RCS is dependent upon device support and data connectivity. Most implementations will automatically fall back to SMS if RCS is not available—but that fallback means missing out on all the rich features.
For a high-stakes transaction where you absolutely need to be sure that it gets delivered, SMS is still the safer option to send a message. RCS is a better experience than SMS for marketing, engagement, and conversion-focused campaigns targeting smartphone users.
5. Pricing
Pricing for SMS is straightforward. You pay per message segment, and prices vary by country and carrier. The media payload is generally cheaper than MMS.
RCS pricing is yet to be finalized. Rates vary by region, provider, and session model. RCS is often more expensive per message, but the higher engagement and conversion rates can make the ROI calculation attractive, particularly for revenue-generating use cases such as sales outreach or upsell campaigns.
RCS vs SMS vs MMS: The Quick Comparison
For a long time, MMS (Multimedia Messaging Service) was the middle ground, SMS with some basic media support. So how do all three fare?
| Feature | SMS | MMS | RCS |
|---|---|---|---|
| Text | ✓ | ✓ | ✓ |
| Images | ✗ | Limited | High-res |
| Video | ✗ | Tiny files | Larger files |
| File size limit | N/A | ~300–600 KB | 10 MB+ |
| Branding | ✗ | ✗ | ✓ |
| Interactivity | ✗ | ✗ | ✓ |
| Read receipts | ✗ | ✗ | ✓ |
| Device support | Universal | Most phones | Smartphones with RCS |
MMS works on more devices than RCS and supports basic multimedia messaging. But it lacks the interactivity, branding, and modern CX features that make RCS compelling. For most businesses, MMS is a short-term fix, not a long-term messaging strategy.
When to Use SMS vs RCS
Use SMS when:
- Priority is reach. You have to reach all the phones, including feature phones and phones without data connectivity.
- Reliability is more important than richness. Transactional messages – OTPs, delivery alerts, appointment reminders – where guaranteed delivery is not optional.
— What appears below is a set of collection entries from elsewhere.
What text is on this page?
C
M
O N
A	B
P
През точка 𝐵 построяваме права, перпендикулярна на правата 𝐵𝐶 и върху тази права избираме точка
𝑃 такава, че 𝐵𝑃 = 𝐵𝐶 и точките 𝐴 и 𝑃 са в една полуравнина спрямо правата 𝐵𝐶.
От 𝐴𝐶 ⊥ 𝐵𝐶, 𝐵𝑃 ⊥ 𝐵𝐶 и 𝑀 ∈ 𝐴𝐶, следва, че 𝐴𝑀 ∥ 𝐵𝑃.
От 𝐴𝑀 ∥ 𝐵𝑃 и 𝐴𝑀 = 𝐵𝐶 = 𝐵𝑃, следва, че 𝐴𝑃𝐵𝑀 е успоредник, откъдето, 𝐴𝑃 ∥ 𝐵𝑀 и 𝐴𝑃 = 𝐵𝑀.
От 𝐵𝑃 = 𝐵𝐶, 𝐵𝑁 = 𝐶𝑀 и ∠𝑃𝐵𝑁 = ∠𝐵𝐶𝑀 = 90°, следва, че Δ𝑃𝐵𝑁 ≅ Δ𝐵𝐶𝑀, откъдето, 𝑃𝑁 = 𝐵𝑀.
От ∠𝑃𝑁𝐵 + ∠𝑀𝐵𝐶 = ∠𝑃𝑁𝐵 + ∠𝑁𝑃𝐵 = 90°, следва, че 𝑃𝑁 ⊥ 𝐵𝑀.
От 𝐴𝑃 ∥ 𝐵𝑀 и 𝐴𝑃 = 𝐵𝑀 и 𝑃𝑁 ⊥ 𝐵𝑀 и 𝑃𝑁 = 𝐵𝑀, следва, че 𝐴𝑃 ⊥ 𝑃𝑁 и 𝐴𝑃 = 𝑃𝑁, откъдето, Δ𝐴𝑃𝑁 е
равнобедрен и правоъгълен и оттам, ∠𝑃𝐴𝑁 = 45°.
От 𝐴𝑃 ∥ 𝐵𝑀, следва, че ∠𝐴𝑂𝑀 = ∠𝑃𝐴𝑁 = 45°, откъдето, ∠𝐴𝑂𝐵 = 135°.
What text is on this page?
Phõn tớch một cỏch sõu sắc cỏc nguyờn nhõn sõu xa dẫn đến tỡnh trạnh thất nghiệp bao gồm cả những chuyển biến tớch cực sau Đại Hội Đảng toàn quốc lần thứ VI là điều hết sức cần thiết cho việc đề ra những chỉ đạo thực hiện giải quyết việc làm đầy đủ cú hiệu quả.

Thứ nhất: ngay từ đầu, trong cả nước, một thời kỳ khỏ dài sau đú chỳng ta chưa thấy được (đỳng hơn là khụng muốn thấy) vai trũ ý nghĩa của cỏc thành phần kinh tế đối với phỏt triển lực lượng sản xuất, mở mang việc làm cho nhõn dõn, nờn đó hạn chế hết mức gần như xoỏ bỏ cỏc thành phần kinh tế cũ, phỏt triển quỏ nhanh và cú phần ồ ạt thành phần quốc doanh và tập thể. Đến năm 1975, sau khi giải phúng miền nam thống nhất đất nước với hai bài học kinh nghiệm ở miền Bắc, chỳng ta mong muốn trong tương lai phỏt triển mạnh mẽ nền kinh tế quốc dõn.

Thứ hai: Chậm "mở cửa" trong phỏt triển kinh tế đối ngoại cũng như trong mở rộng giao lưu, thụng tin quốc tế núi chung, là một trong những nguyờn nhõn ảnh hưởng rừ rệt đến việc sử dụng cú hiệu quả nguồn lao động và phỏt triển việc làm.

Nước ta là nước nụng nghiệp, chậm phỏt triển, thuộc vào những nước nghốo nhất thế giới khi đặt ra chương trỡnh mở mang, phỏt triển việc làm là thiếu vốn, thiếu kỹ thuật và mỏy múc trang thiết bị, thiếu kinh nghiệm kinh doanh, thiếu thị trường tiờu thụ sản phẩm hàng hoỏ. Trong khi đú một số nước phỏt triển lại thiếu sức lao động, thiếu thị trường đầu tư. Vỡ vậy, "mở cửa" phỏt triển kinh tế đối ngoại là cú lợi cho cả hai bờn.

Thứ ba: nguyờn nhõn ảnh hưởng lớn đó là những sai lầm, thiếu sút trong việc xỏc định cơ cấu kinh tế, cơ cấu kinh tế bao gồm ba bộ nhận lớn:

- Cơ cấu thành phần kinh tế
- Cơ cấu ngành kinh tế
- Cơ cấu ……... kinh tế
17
- Your audience is international. RCS support varies greatly between regions. SMS is still the most reliable means of cross-border communication.
- The volume is high, and the messages are simple. Cost-effective high-frequency notification flows.
Use RCS when:
- Engagement is value added. You need branded experiences that are interactive and move prospects through a funnel.
- You are targeting smartphone users in markets where RCS is widely accepted (US, UK, India, and growing).
- Marketing campaigns require rich media and interactivity to compete for attention and drive conversions.
- Customer experience is a differentiator. You want chats to feel current and on-brand, not a wall of plain text.
- You’re building conversational commerce. Browse products, book appointments, upsell flows – all in the message thread.
Use Both (The Default Smart):
For most businesses, the answer is a blend. Use RCS as your primary format on devices where it’s supported, and automatically default to SMS when RCS isn’t supported. It offers the best experience and the maximum reach for each recipient — and you don’t have to manage two campaigns.
The Bottom Line: RCS vs SMS
SMS isn’t going anywhere. Its global reach and dependable delivery make it the preferred choice for transactional messaging, global campaigns, and anything where guaranteed delivery is the goal.
But RCS is the future of business messaging, and now that Apple’s support for iOS is growing the addressable audience, the window to get ahead is open.
The smart thing to do: Get both. RCS offers the most comprehensive experience possible. SMS as the reliable fallback. And run natively within Salesforce so your team doesn’t have to manage two different systems.